ICL predictions are stored in the output directory:

output/
  annotations/
    icl_predictions.json  # All predictions and state

Predictions include: - Instance ID and schema - Predicted label and confidence score - Examples used for prediction - Verification status and results - Timestamps and model info

Troubleshooting

LLM Not Labeling

  1. Check if ai_support is properly configured
  2. Verify enough high-confidence examples exist (check /admin/api/icl/status)
  3. Check if labeling is paused due to limits or low accuracy

Low Accuracy

  1. Increase min_agreement_threshold for cleaner examples
  2. Add more annotation guidelines/instructions
  3. Check if the LLM model is appropriate for your task
  4. Review examples being used (check /admin/api/icl/examples)

Verification Tasks Not Appearing

  1. Verify verification.enabled is true
  2. Check mix_with_regular_assignments is true
  3. Ensure assignment_mix_rate is reasonable (0.1-0.3)
  4. Verify there are pending verifications in the queue

CoverICL-Inspired Example Selection

By default, ICL examples are selected by agreement score. When the pool of high-confidence examples exceeds max_examples_per_schema, Potato uses a coverage-based selection approach inspired by Mavromatis et al. (2024):

  1. Embed all high-agreement annotations using TF-IDF
  2. Use greedy facility location (submodular optimization) to select examples that maximize coverage of the instance space
  3. Weight selection by agreement score for quality-aware diversity

This ensures ICL examples are diverse and representative, not just the easiest cases with highest agreement. The selection happens automatically during refresh_high_confidence_examples().

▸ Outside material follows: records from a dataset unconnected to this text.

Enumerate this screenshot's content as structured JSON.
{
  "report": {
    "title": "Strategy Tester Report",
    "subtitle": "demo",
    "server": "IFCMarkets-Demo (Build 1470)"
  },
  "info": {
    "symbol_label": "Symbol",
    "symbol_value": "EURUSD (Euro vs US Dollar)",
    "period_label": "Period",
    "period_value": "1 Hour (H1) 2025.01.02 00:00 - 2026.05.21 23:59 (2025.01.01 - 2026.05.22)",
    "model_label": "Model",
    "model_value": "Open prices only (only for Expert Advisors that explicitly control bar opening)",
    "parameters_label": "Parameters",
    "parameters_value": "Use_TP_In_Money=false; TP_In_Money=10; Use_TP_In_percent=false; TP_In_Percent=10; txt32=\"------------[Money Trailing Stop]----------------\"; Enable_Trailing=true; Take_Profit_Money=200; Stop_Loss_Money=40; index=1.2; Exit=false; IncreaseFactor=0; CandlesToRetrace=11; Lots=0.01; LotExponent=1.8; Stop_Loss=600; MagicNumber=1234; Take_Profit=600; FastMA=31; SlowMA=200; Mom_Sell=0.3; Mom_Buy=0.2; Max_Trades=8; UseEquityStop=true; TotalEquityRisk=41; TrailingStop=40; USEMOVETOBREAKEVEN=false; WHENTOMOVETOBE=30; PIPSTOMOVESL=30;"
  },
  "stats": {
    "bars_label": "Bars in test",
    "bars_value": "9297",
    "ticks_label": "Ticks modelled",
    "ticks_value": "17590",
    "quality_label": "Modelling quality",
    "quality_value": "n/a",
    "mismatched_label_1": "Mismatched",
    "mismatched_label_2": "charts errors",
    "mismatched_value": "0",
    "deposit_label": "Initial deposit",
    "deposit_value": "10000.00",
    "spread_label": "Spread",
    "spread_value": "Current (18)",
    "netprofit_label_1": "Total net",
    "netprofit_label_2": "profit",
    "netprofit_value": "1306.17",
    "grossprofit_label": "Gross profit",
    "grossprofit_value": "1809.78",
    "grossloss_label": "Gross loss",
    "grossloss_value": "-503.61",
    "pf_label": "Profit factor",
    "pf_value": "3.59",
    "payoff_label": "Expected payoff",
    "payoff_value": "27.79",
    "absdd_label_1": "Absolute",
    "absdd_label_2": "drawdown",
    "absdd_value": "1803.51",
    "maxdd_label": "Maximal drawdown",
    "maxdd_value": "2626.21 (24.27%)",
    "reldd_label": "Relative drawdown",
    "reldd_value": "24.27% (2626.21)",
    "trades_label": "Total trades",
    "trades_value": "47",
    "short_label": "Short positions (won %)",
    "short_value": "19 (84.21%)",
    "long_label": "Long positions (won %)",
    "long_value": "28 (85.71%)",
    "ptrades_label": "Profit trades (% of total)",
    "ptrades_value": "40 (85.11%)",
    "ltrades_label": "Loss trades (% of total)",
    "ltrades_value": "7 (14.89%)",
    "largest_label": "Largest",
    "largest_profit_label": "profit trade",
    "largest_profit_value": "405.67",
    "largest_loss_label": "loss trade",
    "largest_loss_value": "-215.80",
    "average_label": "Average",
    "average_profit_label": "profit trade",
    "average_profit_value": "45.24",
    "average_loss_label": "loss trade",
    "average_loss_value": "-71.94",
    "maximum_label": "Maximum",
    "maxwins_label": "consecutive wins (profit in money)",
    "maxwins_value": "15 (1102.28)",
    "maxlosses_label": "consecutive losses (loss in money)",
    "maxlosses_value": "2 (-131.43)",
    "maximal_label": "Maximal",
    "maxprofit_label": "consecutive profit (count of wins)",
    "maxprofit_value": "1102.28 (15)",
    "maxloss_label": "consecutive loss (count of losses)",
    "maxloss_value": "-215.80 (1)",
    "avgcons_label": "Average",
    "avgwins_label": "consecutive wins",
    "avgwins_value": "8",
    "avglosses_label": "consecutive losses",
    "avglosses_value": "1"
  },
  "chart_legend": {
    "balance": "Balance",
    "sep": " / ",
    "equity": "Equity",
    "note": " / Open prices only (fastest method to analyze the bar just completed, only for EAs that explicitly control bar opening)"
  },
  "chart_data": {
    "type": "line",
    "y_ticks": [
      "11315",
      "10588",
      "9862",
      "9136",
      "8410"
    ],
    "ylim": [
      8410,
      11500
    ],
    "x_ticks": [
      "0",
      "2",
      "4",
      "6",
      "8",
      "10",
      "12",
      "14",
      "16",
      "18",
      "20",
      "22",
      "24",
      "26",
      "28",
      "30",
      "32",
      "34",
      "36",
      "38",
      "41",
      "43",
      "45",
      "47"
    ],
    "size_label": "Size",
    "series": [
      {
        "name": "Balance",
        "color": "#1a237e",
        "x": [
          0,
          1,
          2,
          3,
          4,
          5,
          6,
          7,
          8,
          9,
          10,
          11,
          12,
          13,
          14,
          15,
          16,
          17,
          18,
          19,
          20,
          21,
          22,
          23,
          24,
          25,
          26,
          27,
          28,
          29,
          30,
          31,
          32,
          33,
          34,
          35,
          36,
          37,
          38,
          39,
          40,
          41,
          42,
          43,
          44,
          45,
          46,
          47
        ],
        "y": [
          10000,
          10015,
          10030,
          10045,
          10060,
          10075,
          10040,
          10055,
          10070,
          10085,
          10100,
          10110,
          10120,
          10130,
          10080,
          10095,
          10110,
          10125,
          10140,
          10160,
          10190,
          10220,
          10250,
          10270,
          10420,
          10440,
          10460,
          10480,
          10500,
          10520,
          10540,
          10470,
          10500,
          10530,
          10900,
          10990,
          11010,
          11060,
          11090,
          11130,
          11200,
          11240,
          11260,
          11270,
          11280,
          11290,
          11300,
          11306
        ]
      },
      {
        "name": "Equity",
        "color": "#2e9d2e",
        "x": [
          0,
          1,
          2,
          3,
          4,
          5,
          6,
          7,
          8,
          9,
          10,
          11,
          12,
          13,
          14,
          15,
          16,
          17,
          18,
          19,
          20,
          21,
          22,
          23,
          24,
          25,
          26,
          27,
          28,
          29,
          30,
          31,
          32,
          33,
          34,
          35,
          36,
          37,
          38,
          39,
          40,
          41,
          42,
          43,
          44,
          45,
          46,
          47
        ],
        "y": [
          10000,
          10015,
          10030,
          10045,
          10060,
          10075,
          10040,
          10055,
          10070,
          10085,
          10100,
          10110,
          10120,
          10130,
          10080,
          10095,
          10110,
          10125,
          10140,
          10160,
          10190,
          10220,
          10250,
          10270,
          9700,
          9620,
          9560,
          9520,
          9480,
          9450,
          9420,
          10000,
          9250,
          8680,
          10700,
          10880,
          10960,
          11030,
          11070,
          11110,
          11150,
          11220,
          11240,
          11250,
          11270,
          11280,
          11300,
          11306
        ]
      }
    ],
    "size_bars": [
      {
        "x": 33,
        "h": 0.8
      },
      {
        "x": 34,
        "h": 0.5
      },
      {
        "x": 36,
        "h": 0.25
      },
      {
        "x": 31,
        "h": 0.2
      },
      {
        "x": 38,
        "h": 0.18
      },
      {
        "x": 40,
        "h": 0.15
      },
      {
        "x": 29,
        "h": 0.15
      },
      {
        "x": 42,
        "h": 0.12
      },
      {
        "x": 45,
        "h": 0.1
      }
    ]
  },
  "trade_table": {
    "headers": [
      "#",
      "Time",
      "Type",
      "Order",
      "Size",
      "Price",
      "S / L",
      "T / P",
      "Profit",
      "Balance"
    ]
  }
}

Integration with Active Learning

ICL predictions can be combined with the sklearn-based active learning classifier for improved instance ranking:

active_learning:
  use_icl_ensemble: true
  icl_ensemble_params:
    initial_icl_weight: 0.7   # Favor ICL early (few annotations)
    final_icl_weight: 0.2     # Favor classifier later (many annotations)
    transition_instances: 100

The weight interpolates linearly as annotations accumulate, providing a smooth transition from LLM-dependent to classifier-dependent ranking.

Annotation Routing

Noise-aware routing between LLM auto-labeling and human annotation (based on Yuan et al., 2024):

active_learning:
  annotation_routing: true
  routing_thresholds:
    auto_label_min_confidence: 0.9
    show_suggestion_below: 0.5
  verification_sample_rate: 0.2
  • High LLM confidence (>0.9): Auto-label with periodic spot-checking
  • Medium confidence (0.5-0.9): Route to human annotator (most informative)
  • Low confidence (<0.5): Route to human with LLM suggestion displayed

The verification_sample_rate controls how often auto-labeled instances are spot-checked by humans.

References

  • Mavromatis et al. (2024) "CoverICL: Selective Annotation for In-Context Learning via Active Graph Coverage." EMNLP 2024.
  • Yuan et al. (2024) "Hide and Seek in Noise Labels: Noise-Robust Collaborative Active Learning." ACL 2024.
  • Xiao et al. (2023) "FreeAL: Towards Human-Free Active Learning in the Era of Large Language Models." EMNLP 2023.